Setting Description Default Configuration change to try
traverse.partitionSize The number of ApiOperation() to be processed in batches before fetching additional APIOperation(). The SDK waits for current partition to be processed before fetching additional items. This setting is dependent on amount of memory available. Smaller partition sizes, such as 50 or 100, require less memory but more waiting on behalf of the SDK. 50 If you have a lot of memory available, try increasing partitionSize to 1000 or more.
batch.batchSize The number of requests batched together. At the end of partitioning the SDK waits for all batched requests to process from the partition. Larger batches require a longer wait. 10 Try lowering batch size.
batch.maxActiveBatches Number of allowable concurrently executing batches. 20 If you lower batchSize, you should bump maxActiveBatches according to the this formula:

maxActiveBatches = (partitionSize / batchSize) + 50. For example if your partititionSize is 1000 and your batchSize is 5, your maxActiveBatches should be 250. The extra 50 is a buffer for retry requests. This increase allows the connector to batch all requests without blocking.
traverse.threadPoolSize Number of threads the connector creates to allow for parallel processing. A single iterator fetches operations (typically RepositoryDoc objects) serially, but the API calls process in parallel using threadPoolSize number of threads. Each thread processes one item at a time. The default of 50 would process at max only 50 items simultaneously and it takes approximately 4 seconds to process an individual item (including the indexing request). 50 Try increasing threadPoolSize by a multiple of 10.

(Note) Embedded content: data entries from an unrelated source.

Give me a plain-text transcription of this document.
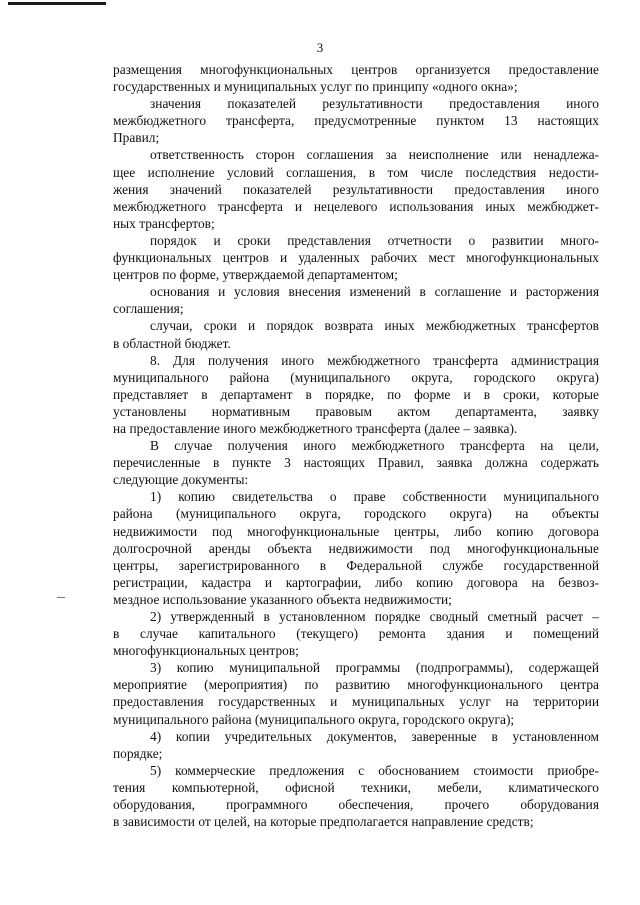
3
размещения многофункциональных центров организуется предоставление
государственных и муниципальных услуг по принципу «одного окна»;
значения показателей результативности предоставления иного
межбюджетного трансферта, предусмотренные пунктом 13 настоящих
Правил;
ответственность сторон соглашения за неисполнение или ненадлежа-
щее исполнение условий соглашения, в том числе последствия недости-
жения значений показателей результативности предоставления иного
межбюджетного трансферта и нецелевого использования иных межбюджет-
ных трансфертов;
порядок и сроки представления отчетности о развитии много-
функциональных центров и удаленных рабочих мест многофункциональных
центров по форме, утверждаемой департаментом;
основания и условия внесения изменений в соглашение и расторжения
соглашения;
случаи, сроки и порядок возврата иных межбюджетных трансфертов
в областной бюджет.
8. Для получения иного межбюджетного трансферта администрация
муниципального района (муниципального округа, городского округа)
представляет в департамент в порядке, по форме и в сроки, которые
установлены нормативным правовым актом департамента, заявку
на предоставление иного межбюджетного трансферта (далее – заявка).
В случае получения иного межбюджетного трансферта на цели,
перечисленные в пункте 3 настоящих Правил, заявка должна содержать
следующие документы:
1) копию свидетельства о праве собственности муниципального
района (муниципального округа, городского округа) на объекты
недвижимости под многофункциональные центры, либо копию договора
долгосрочной аренды объекта недвижимости под многофункциональные
центры, зарегистрированного в Федеральной службе государственной
регистрации, кадастра и картографии, либо копию договора на безвоз-
мездное использование указанного объекта недвижимости;
2) утвержденный в установленном порядке сводный сметный расчет –
в случае капитального (текущего) ремонта здания и помещений
многофункциональных центров;
3) копию муниципальной программы (подпрограммы), содержащей
мероприятие (мероприятия) по развитию многофункционального центра
предоставления государственных и муниципальных услуг на территории
муниципального района (муниципального округа, городского округа);
4) копии учредительных документов, заверенные в установленном
порядке;
5) коммерческие предложения с обоснованием стоимости приобре-
тения компьютерной, офисной техники, мебели, климатического
оборудования, программного обеспечения, прочего оборудования
в зависимости от целей, на которые предполагается направление средств;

Finally, consider using the setRequestMode() method to change the API request mode (either ASYNCHRONOUS or SYNCHRONOUS).

For additional information on configuration file parameters, refer to Google-supplied configuration parameters.

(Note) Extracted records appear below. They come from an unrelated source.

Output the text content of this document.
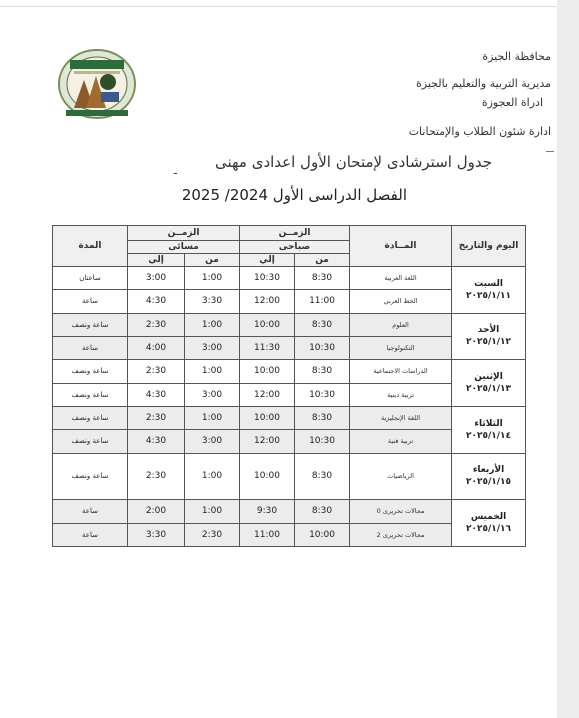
محافظة الجيزة
مديرية التربية والتعليم بالجيزة
ادراة العجوزة
ادارة شئون الطلاب والإمتحانات
جدول استرشادى لإمتحان الأول اعدادى مهنى
-
الفصل الدراسى الأول 2024/ 2025
اليوم والتاريخ	المــادة	الزمــن		الزمــن		المدة
		صباحى		مسائى		
		من	إلي	من	إلي	

السبت
٢٠٢٥/١/١١	اللغة العربية	8:30	10:30	1:00	3:00	ساعتان
	الخط العربي	11:00	12:00	3:30	4:30	ساعة

الأحد
٢٠٢٥/١/١٢	العلوم	8:30	10:00	1:00	2:30	ساعة ونصف
	التكنولوجيا	10:30	11:30	3:00	4:00	ساعة

الإثنين
٢٠٢٥/١/١٣	الدراسات الاجتماعية	8:30	10:00	1:00	2:30	ساعة ونصف
	تربية دينية	10:30	12:00	3:00	4:30	ساعة ونصف

الثلاثاء
٢٠٢٥/١/١٤	اللغة الإنجليزية	8:30	10:00	1:00	2:30	ساعة ونصف
	تربية فنية	10:30	12:00	3:00	4:30	ساعة ونصف

الأربعاء
٢٠٢٥/١/١٥	الرياضيات	8:30	10:00	1:00	2:30	ساعة ونصف

الخميس
٢٠٢٥/١/١٦	مجالات تحريرى 0	8:30	9:30	1:00	2:00	ساعة
	مجالات تحريرى 2	10:00	11:00	2:30	3:30	ساعة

Indexing throughput is low for ListTraversalConnector

By default, a connector that implements the ListTraversalConnnector uses a single traverser to index your items. To increase indexing throughput, you can create multiple traversers each with its own configuration focusing on specific item statuses (NEW_ITEM, MODIFIED, and so on). The following table lists configuration settings to improve throughput:

.
SettingDescriptionDefaultConfiguration change to try
repository.traversers = t1, t2, t3, ...Creates one or more individual traversers where t1, t2, t3, ... is the unique name of each. Each named traverser has its own set of settings which are identified using the traverser's unique name, such as traversers.t1.hostload and traversers.t2.hostloadOne traverserUse this setting to add additional traversers
traversers.t1.hostload = nIdentifies the number of threads, n, to use to simultaneously index items.5Experiment with tuning n based on how much load you want to put on your repository. Start with values of 10 or above.
schedule.pollQueueIntervalSecs = sIdentifies the number of seconds, s, to wait before re-polling . The content connector continues to poll items as long as the API returns items in the poll response. When poll response is empty, the connector waits for s seconds before trying again. This setting is only used by the ListingConnector10Try lowering to 1.
traverser.t1.pollRequest.statuses = status1, status2, …Specifies the statuses, status1, status2, , of the items to index. For example, setting status1 to NEW_ITEM and status2 to MODIFIED instructs traverser t1 to index only items with those statuses.One traverser checks for all statusesExperiment with having different traversers poll for different statuses.

For additional information on configuration file parameters, refer to Google-supplied configuration parameters.

SDK timeouts or interrupts while uploading large files

If you experience SDK timeout or interrupts while uploading large files, specify a larger timeout using traverser.timeout=s (where s = number of seconds). This value identifies how long worker threads have to process an item. The default timeout in the SDK is 60 seconds for traverser threads. Additionally, if you experience individual API requests timing out, use the following methods to increase request timeout values:

Request timeout parameter Description Default
indexingService.connectTimeoutSeconds Connect timeout for indexing API requests. 120 seconds.
indexingService.readTimeoutSeconds Read timeout for indexing API requests. 120 seconds.